The effect of the specific muscle toxicant, 2,3,5,6-tetramethyl p-phenylenediamine (TMPD), on urinary creatine and taurine, markers of testicular and liver dysfunction, respectively, has been investigated in male Sprague-Dawley rats. Damage to the gastrocnemius and soleus muscles was accompanied by a rise in serum creatine kinase (predominantly the muscle-specific isoenzyme, CK-MM), alanine aminotransferase (ALT) and aspartate aminotransferase (AST). Increases in serum alpha-hydroxybutyrate dehydrogenase (HBDH) and total lactate dehydrogenase (LDH) (mainly isoenzymes, LDH1 and LDH2), occurred but only minor damage to the heart and no rise in CK-MB, (heart muscle isoenzyme) was seen. Damage to stage XIV tubules in the testis was evident histologically after the highest dose. This was accompanied by an increase in LDH-C4 testis-specific isoenzyme and a decrease in serum testosterone. Apart from reduced serum albumin, no other serum parameters indicated liver damage and there was only slight liver steatosis in some animals at the highest dose.
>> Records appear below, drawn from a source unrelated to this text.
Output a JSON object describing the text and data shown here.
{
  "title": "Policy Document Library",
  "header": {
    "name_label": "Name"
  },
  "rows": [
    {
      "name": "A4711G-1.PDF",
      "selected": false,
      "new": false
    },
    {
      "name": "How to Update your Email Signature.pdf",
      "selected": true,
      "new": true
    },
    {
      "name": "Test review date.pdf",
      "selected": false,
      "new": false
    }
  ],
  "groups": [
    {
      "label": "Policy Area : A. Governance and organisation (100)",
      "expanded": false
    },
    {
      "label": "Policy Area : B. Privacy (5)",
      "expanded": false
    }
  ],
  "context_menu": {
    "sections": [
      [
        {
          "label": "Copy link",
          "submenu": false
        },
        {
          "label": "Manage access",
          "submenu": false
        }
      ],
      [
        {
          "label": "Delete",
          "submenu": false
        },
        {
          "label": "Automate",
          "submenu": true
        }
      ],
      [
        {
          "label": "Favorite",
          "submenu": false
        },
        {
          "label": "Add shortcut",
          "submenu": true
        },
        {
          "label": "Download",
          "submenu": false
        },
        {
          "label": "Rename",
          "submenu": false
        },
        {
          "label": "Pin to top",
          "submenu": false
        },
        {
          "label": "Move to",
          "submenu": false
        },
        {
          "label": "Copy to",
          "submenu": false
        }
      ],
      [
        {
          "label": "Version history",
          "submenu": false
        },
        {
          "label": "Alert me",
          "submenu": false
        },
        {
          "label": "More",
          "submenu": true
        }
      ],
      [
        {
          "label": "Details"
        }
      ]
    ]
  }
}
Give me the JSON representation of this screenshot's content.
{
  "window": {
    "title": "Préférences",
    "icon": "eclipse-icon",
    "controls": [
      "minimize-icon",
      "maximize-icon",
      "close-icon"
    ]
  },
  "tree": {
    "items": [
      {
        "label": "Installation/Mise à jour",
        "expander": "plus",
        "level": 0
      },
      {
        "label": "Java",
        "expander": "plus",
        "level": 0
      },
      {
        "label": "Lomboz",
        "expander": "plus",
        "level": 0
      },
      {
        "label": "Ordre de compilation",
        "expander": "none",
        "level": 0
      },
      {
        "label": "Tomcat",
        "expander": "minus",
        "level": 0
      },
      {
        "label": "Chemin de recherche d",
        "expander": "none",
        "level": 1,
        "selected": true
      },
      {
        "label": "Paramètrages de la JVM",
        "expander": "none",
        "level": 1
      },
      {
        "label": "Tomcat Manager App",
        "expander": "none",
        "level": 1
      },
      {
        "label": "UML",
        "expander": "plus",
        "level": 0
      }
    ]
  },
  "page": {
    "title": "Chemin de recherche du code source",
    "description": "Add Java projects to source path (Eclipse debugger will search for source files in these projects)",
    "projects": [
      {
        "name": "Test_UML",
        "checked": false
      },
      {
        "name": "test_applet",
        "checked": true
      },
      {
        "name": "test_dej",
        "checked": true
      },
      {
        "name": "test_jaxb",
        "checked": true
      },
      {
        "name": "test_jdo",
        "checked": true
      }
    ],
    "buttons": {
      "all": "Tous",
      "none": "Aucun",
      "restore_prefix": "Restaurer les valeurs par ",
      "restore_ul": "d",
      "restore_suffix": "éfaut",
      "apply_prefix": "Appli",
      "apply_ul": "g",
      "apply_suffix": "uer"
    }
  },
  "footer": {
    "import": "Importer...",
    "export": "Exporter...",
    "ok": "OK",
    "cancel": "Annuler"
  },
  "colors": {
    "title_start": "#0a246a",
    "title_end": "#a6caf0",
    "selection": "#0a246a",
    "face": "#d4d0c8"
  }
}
Urinary taurine was not significantly raised after any dose of TMPD, but there was a significant increase in urinary creatine after the highest dose. It can be concluded that in the presence of discrete muscle damage, the use of urinary taurine and urinary creatine as markers of liver and testicular dysfunction, respectively, is not confounded. However, a variety of different markers should be used in conjunction to fully delineate the tissue damage due to toxic chemicals.